Sous le règne d’Emmanuel Macron, on ne fait guère mieux : pour 2018, le déficit de l’État (hors comptes spéciaux) est prévu à 84,3 milliards d’euros. Lorsque les amis de Marc Le Fur gouvernaient, la République française connaissait les mêmes déficits. Un exemple : le résultat budgétaire en 2011 (Nicolas Sarkozy président de la République) est arrêté à la somme de – 90,718 milliards d’euros (Loi du 31 juillet 2012  de règlement des comptes pour l’année 2011).

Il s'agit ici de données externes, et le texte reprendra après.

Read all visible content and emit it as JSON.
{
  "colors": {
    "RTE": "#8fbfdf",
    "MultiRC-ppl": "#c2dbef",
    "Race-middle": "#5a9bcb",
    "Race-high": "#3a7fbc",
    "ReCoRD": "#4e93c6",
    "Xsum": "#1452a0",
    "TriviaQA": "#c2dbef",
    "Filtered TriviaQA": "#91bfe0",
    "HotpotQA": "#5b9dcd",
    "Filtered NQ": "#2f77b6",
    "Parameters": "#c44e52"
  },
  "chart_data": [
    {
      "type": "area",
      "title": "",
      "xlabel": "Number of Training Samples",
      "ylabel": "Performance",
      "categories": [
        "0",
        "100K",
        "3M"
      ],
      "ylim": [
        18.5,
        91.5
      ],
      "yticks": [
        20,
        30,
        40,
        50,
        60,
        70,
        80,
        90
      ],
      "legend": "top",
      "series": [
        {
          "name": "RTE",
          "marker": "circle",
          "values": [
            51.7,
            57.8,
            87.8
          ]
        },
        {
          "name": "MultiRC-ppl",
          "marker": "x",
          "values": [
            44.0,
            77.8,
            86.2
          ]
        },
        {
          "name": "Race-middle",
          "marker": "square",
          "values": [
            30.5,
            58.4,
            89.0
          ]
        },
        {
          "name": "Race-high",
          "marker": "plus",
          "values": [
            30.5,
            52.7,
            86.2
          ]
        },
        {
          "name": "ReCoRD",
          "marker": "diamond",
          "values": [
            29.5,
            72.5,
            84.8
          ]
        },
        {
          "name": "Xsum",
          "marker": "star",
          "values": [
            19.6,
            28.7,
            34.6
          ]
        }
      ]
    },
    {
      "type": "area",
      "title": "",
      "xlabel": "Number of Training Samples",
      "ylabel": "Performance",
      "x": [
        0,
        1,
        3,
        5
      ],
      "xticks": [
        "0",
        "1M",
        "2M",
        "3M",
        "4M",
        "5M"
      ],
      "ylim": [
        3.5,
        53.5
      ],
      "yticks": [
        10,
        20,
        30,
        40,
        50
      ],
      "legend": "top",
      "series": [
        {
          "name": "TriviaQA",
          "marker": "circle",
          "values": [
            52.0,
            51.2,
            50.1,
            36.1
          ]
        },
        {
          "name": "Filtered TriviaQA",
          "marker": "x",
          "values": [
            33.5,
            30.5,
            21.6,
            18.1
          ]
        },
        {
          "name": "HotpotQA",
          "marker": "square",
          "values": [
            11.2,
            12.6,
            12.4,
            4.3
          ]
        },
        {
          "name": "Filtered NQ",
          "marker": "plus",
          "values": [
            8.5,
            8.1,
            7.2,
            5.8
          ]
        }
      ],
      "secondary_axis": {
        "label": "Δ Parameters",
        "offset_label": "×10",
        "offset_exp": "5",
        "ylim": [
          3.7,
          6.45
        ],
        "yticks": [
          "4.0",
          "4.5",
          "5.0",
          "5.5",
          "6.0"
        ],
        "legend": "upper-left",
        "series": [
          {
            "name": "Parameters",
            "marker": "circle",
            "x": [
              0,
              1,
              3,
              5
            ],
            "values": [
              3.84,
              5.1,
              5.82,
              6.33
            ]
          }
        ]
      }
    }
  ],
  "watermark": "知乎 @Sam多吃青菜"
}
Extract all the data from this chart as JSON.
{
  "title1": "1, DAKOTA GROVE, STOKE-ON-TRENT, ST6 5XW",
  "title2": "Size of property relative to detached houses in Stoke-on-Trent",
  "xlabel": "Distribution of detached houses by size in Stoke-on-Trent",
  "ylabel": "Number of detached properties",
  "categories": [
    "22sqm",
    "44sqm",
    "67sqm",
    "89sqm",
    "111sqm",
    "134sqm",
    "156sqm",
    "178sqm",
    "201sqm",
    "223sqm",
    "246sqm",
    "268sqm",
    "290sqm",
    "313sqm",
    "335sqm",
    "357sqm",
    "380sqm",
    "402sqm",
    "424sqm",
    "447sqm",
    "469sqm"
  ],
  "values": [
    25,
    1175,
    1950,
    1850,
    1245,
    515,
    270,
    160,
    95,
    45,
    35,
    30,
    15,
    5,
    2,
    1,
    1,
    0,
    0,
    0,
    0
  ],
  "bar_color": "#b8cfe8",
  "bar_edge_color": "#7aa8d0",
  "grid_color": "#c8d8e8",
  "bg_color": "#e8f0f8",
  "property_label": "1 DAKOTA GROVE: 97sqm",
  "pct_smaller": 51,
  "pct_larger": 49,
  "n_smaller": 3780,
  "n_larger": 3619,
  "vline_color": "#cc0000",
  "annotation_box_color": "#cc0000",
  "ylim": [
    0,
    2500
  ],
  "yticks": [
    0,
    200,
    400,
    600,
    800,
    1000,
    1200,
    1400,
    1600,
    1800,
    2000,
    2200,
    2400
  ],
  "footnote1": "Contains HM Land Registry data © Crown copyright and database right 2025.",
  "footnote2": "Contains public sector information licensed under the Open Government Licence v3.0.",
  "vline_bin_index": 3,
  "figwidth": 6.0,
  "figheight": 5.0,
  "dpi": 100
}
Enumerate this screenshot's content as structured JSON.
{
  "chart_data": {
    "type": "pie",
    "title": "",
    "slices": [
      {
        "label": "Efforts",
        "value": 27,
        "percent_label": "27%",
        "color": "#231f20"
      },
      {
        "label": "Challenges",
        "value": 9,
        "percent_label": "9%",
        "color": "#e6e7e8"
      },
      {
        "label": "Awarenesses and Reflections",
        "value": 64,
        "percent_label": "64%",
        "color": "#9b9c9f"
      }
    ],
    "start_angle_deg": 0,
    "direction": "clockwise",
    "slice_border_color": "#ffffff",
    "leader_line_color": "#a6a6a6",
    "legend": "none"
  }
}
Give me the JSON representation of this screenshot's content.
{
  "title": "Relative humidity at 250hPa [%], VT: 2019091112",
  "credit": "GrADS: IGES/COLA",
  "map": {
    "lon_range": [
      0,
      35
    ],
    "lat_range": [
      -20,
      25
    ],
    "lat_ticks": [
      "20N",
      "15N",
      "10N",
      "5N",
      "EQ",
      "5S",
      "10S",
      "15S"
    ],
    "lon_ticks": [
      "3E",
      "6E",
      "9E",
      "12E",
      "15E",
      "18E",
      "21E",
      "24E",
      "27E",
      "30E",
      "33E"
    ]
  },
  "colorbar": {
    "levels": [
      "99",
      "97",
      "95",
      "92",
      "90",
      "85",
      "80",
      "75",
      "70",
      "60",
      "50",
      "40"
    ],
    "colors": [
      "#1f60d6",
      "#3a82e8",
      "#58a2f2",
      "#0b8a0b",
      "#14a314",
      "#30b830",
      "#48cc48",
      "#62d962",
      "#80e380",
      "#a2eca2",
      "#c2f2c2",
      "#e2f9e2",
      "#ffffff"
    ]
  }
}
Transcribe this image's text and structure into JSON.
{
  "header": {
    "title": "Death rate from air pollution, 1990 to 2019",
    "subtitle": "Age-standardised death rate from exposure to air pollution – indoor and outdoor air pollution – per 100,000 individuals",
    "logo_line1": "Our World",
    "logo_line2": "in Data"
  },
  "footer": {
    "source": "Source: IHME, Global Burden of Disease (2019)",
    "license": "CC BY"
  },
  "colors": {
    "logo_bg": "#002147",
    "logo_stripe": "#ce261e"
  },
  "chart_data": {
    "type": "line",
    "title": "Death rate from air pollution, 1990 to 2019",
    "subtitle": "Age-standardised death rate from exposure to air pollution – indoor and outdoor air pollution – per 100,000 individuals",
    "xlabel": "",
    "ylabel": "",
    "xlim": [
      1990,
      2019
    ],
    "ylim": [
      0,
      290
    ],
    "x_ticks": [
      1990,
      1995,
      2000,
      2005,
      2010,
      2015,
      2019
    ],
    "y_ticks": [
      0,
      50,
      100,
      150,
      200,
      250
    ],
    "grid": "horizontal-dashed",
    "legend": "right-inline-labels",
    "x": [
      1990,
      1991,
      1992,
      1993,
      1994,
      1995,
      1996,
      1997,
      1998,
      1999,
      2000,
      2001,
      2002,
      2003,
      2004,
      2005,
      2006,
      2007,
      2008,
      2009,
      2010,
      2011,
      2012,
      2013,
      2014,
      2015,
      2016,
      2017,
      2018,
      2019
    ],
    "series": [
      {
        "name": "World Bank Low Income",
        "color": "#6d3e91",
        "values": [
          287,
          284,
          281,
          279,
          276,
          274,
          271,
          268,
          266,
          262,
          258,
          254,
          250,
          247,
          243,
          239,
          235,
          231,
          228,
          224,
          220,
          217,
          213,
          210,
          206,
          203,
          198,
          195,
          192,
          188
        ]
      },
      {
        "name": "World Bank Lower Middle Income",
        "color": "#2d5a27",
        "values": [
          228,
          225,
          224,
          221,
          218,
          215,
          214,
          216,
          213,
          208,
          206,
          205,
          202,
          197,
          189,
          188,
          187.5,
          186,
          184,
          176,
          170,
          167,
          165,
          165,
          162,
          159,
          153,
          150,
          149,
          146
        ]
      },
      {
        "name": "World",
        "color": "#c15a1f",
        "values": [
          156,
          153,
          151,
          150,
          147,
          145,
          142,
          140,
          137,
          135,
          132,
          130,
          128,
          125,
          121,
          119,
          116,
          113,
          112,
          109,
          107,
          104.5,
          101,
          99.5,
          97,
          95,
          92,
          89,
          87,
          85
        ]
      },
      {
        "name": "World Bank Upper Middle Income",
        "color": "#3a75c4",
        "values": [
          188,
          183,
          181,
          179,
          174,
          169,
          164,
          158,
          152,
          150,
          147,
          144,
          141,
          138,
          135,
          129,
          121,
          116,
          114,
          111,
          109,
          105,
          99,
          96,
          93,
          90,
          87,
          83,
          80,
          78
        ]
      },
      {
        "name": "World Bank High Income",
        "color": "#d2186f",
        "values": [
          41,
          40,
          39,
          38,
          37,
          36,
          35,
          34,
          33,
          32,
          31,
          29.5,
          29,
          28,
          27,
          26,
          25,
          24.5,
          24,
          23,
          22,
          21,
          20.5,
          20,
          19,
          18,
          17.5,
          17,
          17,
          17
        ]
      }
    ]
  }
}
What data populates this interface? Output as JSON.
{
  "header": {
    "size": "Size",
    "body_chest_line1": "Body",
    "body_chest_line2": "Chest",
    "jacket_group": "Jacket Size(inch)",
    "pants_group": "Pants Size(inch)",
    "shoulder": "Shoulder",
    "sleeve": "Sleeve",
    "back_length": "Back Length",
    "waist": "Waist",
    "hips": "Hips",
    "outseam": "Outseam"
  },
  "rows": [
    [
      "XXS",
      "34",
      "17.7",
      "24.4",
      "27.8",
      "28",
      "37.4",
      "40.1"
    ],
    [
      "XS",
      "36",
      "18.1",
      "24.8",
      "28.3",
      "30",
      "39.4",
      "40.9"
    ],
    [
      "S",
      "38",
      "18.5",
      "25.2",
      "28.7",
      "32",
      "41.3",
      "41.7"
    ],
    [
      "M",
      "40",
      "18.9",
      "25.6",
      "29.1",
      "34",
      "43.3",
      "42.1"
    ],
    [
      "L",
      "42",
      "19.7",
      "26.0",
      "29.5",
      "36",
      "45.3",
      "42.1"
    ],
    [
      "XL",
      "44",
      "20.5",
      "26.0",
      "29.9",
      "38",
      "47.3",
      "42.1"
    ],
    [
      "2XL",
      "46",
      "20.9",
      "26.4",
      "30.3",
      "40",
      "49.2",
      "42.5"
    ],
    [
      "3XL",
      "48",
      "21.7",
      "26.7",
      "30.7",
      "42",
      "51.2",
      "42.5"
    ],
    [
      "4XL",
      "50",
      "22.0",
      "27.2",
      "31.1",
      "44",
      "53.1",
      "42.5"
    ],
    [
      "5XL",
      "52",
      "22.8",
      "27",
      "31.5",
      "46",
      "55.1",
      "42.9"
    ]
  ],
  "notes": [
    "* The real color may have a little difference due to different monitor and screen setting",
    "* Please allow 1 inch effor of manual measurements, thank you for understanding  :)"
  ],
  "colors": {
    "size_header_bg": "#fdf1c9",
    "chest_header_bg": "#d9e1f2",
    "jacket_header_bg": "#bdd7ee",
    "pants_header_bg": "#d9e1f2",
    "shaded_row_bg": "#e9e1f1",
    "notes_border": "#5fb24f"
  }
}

Marc Le Fur est également président du groupe droite et centre au conseil régional de Bretagne. Là, il fait preuve de davantage d’originalité dans son discours : « On a une assemblée, au regard de l’élection présidentielle, qui comprend des perdants et des coquins qui ont pris la place des autres. Tout ce monde-là est dans la même majorité régionale avec un président qui voulait rassembler tout le monde mais qui ne cesse de dire depuis quelques sorties récentes qu’il appartient au PS alors, et c’est curieux, que la République en marche connaît une phase un peu compliquée. » (Ouest-France, Bretagne, mardi 16 octobre 2018).

Le Drian est le seul homme politique breton d’envergure nationale que les Bretons connaissent

Marc Le Fur devrait se souvenir que la majorité dirigée par Loïg Chesnais-Girard (PS) est d’abord celle fabriquée par Jean-Yves Le Drian pour les élections régionales de 2015. Pour figurer sur la liste – vaguement de gauche – du ministre de la Défense nationale, il était simplement demandé de faire allégeance à la personne de Le Drian. D’où un cocktail supposé représenter la Bretagne dans sa diversité (politique, économique, sociale, culturelle). C’était du Macron avant l’heure.

Il faut croire que cette mixture convenait bien aux électeurs bretons puisque, au second tour, Le Drian obtenait 51,41% des suffrages, contre 29,72% pour Le Fur et 18,87% pour la liste FN. D’où une majorité écrasante de la liste Le Drian au conseil régional (53 sièges), alors que le groupe de Le Fur devait se satisfaire de 18 sièges et le FN de 12. La popularité et la notoriété de Le Drian avaient payé ; et comme « Jean-Yves » est le seul homme politique breton d’envergure nationale que les Bretons connaissent, il n’eut pas beaucoup d’efforts à réaliser pour écrabouiller Le Fur. Notons que popularité et notoriété sont les deux points faibles de Marc Le Fur. En dehors de sa circonscription, personne ne le connaît.

Rendez-vous en 2020 : Le Drian sera-t-il amené à reprendre les affaires en main ? Dans l’affirmative, on peut lui faire confiance pour monter une liste méli-mélo qui corresponde à l’ambiance qui prévaudra à ce moment-là en Bretagne. Il sait y faire en matière de dosage. Le Fur a donc du pain sur la planche pour remonter le courant. Par exemple, commencer par se donner la dimension régionale qu’il n’a pas.